# New Products: Shengshou Pyraminx, Type F IV



## gokkar (Aug 20, 2012)

Found this on youtube.


----------



## emolover (Aug 20, 2012)

Damnit he didn't show the internals.


----------



## mati1242 (Aug 20, 2012)

You can find The mechanism of C5 in the video from WitEden on YT:
http://www.youtube.com/watch?v=CabWET6A67E

I think this will be a very good cube, not like WitLong.


----------



## Endgame (Aug 22, 2012)

To whom it may concern,

RELEASE THE PYRAMINX
RELEASE THE PYRAMINX
RELEASE THE PYRAMINX

Thank you.


----------



## My51MoreFun (Sep 7, 2012)

Shengshou has released the Pyraminx , really want to try ,,,:tu , compare shengshou pyraminx with QJ pyraminx ,which is better ??


----------



## Endgame (Sep 7, 2012)

My51MoreFun said:


> Shengshou has released the Pyraminx , really want to try ,,,:tu , compare shengshou pyraminx with QJ pyraminx ,which is better ??



I'm about to order one.. knowing Shengshou it's going to be good.


----------



## kbh (Sep 7, 2012)

I would really want one  My current one is bad...
And they have also added the ShengShou 9x9 column


----------



## leonparfitt (Sep 7, 2012)

ive got a feeling the Shengshou Pyaraminx will be just like or close to the Mefferts Pyraminx (For SpeedCubing) .Still going to get one though.

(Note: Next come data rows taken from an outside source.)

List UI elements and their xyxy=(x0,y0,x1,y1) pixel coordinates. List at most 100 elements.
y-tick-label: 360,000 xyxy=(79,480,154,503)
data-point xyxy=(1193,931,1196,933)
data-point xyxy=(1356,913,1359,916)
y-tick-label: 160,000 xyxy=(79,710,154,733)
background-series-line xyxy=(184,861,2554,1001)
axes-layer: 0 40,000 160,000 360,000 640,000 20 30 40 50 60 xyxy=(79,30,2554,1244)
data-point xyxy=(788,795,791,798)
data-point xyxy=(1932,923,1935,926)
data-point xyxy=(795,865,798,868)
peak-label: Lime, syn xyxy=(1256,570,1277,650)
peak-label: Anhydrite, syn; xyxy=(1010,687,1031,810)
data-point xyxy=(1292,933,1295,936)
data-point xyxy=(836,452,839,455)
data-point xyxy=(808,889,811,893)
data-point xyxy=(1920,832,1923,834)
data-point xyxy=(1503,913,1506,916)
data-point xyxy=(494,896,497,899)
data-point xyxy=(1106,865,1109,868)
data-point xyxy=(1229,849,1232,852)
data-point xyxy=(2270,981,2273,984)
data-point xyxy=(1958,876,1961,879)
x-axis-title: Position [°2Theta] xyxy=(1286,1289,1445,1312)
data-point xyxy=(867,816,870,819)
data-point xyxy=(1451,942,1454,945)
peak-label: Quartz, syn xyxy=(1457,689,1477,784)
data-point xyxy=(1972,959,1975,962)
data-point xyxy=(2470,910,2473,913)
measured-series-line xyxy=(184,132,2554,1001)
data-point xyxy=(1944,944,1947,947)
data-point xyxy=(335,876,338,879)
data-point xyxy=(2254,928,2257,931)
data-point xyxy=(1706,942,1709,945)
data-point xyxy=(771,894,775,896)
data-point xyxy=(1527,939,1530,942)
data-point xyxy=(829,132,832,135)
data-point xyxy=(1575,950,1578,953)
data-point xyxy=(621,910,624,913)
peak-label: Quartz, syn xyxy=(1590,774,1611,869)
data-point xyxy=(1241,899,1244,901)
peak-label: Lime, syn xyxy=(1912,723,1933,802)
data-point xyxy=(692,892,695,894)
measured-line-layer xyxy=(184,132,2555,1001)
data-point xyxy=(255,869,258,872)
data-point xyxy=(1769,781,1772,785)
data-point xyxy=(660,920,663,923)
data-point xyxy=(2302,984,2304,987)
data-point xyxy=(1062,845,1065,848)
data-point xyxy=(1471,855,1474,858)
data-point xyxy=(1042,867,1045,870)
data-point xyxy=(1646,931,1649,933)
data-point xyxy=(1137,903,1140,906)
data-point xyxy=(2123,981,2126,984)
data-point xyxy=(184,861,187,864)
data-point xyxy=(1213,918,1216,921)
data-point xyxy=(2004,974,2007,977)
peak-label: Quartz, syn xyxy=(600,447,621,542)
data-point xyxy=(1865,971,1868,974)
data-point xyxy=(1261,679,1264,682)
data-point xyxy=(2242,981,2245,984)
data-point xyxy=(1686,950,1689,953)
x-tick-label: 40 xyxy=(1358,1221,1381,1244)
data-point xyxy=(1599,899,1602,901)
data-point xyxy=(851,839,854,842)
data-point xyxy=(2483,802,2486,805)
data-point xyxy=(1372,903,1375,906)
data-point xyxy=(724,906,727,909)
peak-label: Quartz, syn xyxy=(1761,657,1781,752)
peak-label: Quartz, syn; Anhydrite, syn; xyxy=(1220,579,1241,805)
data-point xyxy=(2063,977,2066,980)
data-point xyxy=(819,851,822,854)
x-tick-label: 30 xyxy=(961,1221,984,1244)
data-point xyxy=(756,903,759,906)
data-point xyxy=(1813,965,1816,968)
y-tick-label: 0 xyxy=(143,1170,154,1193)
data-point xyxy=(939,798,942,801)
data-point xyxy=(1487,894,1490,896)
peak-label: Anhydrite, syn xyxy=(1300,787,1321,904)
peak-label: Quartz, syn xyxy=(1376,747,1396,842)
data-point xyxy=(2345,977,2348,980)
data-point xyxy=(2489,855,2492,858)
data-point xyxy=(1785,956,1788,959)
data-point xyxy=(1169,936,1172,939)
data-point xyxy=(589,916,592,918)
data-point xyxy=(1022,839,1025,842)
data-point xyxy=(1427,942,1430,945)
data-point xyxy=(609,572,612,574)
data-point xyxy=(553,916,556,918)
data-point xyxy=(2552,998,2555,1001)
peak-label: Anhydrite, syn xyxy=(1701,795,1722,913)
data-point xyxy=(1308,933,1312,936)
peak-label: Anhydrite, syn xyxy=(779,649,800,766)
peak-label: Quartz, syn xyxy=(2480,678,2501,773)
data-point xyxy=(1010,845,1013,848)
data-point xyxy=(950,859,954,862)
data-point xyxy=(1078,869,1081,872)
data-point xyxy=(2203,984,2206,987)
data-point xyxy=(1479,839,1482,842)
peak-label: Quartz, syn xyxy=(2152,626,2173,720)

P.S. i cant wait for the Shengshou 9x9 !


----------



## qqwref (Sep 7, 2012)

A Shengshou 9x9? For real? If it's true, I'm excited.


----------



## Endgame (Sep 7, 2012)

leonparfitt said:


> ive got a feeling the Shengshou Pyaraminx will be just like or close to the Mefferts Pyraminx



don't forget to mention the difference in price


----------



## LarryLunchmeat (Sep 12, 2012)

Fingers crossed on a cubic SS 9X9 although i wish we had confirmation on a release date. Just because they have a blank listing on 51morefun's site, doesn't say much; they've had a blank MF8 8X8 link for a few months now.


----------



## DNFphobia (Sep 28, 2012)

Is the white ShengShou pyraminx available yet? I couldn't find any pictures of it...


----------



## Carrot (Sep 28, 2012)

DNFphobia said:


> Is the white ShengShou pyraminx available yet? I couldn't find any pictures of it...



I will have it in a week.


----------



## DNFphobia (Sep 28, 2012)

Odder said:


> I will have it in a week.



Thanks for the info

Edit: 51morefun has pictures of the white pyraminx now


----------



## Sajwo (Oct 7, 2012)

It's great that SS came out with a pyraminx. For 100% I will buy it, because only pyraminx I have is this from USSR (but it is quite good and it came out long before Rubik's Cube - It's got maybe 50 or 60 years?) And guys, how do you think, how much is USSR pyraminx worth?


----------



## Endgame (Oct 7, 2012)

Sajwo said:


> It's great that SS came out with a pyraminx. For 100% I will buy it, because only pyraminx I have is this from USSR (but it is quite good and it came out long before Rubik's Cube - It's got maybe 50 or 60 years?) And guys, how do you think, how much is USSR pyraminx worth?



around $25 I guess


----------



## cubeone (Oct 7, 2012)

Any news on the F IV?


----------